For years, the so-called blue zones—regions where people reportedly live longer, healthier lives—have intrigued scientists and the public alike. In places like Okinawa (Japan), Ikaria (Greece), Ogliastra (Sardinia) and Nicoya (Costa Rica), residents lead a lifestyle that features natural movement, purpose, stress-reducing routines, mindful eating, a plant-based diet, moderate alcohol consumption, faith, family, and strong social ties. Researchers say these habits contribute to remarkable longevity.
But do blue zone residents really live longer? Or is their legendary lifespan more myth than science?
“People [in blue zones] reach age 100 at 10 times greater rates than in the United States,” according to a 2016 paper co-authored by Dan Buettner, an American explorer and journalist who coined the term ‘blue zones’. But Saul J. Newman, PhD, currently a research fellow at the Oxford Institute of Population Aging in the United Kingdom, has cast doubt on the reliability of the data behind these claims.
In a 2019 preprint published on bioRxiv, Newman uncovered a startling pattern: when U.S. states introduced birth certificates, recorded cases of supercentenarians—people living past 110—plummeted by up to 82 percent. Newman concluded that the striking concentration of centenarians and supercentenarians in blue zones may actually have little to do with healthy lifestyle factors, and is more likely the result of errors and fraud in record-keeping.
Newman pointed out that many blue zones share unexpected characteristics: low incomes, low literacy, high crime rates, and shorter-than-average national lifespans—factors that, logically, should reduce longevity, not extend it. “The hypothesis that these relatively low literacy rates and incomes are generating age-reporting errors and pension fraud, and therefore remarkable age records, seems overlooked,” he wrote.
In 2024, Newman doubled down with another preprint, in which he highlighted a statistical red flag in blue zone data.

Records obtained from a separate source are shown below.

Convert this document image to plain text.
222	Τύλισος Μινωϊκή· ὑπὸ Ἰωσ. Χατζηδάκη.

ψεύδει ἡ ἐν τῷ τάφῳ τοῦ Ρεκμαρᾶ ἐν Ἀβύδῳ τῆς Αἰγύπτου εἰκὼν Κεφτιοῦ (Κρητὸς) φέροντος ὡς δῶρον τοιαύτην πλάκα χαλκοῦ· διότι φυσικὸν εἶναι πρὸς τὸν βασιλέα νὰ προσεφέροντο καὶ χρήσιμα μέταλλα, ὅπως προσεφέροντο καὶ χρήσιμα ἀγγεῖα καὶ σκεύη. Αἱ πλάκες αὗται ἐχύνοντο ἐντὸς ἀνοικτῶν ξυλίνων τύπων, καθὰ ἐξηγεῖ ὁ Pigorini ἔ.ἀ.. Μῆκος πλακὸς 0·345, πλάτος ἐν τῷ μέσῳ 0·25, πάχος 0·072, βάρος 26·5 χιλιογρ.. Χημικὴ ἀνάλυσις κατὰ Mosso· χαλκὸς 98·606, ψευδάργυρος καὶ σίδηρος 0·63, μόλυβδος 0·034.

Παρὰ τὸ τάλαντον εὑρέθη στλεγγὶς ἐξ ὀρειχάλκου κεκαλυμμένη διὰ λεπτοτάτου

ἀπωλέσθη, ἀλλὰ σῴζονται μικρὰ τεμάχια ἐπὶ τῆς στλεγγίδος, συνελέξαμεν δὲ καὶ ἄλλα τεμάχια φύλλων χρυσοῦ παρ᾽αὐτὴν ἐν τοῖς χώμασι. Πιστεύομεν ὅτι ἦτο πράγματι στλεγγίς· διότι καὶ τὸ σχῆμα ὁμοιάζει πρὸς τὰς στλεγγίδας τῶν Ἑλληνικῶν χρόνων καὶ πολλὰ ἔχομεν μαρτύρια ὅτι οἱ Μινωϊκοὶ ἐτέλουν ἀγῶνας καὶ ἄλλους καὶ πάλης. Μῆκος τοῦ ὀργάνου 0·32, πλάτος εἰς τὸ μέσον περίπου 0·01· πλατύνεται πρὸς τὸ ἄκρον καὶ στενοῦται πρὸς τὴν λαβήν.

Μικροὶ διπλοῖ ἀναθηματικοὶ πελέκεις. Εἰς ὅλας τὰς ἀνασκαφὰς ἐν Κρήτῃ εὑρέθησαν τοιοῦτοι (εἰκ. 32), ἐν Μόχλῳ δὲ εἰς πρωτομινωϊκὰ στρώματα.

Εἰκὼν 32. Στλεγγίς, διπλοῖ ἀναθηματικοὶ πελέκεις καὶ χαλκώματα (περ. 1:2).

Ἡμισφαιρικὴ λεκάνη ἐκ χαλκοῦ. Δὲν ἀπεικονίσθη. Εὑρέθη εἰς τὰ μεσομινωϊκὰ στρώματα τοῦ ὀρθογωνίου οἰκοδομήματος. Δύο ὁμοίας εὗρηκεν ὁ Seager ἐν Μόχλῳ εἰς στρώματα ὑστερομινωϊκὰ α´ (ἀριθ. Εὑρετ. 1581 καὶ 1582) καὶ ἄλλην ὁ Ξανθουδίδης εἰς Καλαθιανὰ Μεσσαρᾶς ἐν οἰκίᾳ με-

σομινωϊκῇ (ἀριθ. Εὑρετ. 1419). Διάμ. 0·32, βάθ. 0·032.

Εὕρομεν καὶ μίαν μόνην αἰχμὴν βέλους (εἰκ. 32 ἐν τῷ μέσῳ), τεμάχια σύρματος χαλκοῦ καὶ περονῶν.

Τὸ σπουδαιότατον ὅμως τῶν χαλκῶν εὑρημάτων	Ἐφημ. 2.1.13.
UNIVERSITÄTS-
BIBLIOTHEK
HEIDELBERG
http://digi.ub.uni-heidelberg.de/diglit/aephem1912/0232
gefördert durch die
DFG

Supercentenarian birthdates are concentrated on days divisible by five: a pattern indicative of widespread fraud and error.
In a joint statement issued in October 2024, multiple leading blue zone researchers strongly rebutted Newman’s critique, arguing that he overlooked the rigorous age verification and statistical analysis involved in identifying blue zones.
In the case of Sardinia, for instance, the ages of centenarians in blue zone villages were cross-checked using multiple sources: civil status databases dating back to 1866, handwritten church records from the 17th century onward, and a complete genealogical reconstruction of village inhabitants from 1866 onward.
“Not only were the birth and death dates of each centenarian confirmed, but those of their siblings were also cross-checked,” the researchers wrote. “This allowed us to rule out any possible identity switches, such as the case of a false supercentenarian that was rigorously eliminated from our Sardinian centenarians’ database.”
Similarly, in Nicoya, Costa Rica, blue zone researchers did not rely on self-reported age, but used birth dates drawn from the country’s civil registry.
They also dismissed Newman’s claims about birthdate patterns or age heaping, noting that no such issues have appeared in their datasets.
In response to Newman’s statement about high levels of crime and poverty in Sardinia’s blue zone, the researchers noted that broad regional statistics were not representative of the small rural villages that formed the blue zone.
While they refute Newman’s concerns about inaccurate age data, blue zone researchers have acknowledged that the longevity advantage these regions once held may be slipping away.
In 2023, demographer Luis Rosero-Bixby, PhD, published a study revealing a troubling shift in Nicoya, Costa Rica: people born after 1930 in Nicoya are no longer living unusually long lives. The study found that while Nicoyan men born in 1905 had 33 percent lower mortality rates than the rest of the country, those born in 1945 actually had 10 percent higher rates.
Okinawa’s once-unmatched longevity is also declining, according to a 2024 paper by demographer Michel Poulain, PhD. While the older generations still experience significant longevity benefits, the younger generations show higher mortality rates compared to mainland Japan. Researchers attribute the decline in Okinawa’s longevity rates to the arrival of modern diets and transportation.
This decline in longevity among newer generations suggests that extreme longevity hotspots are probably transient, according to Rosero-Bixby. While people in these areas may have lived longer than average until recently, this advantage is rapidly vanishing.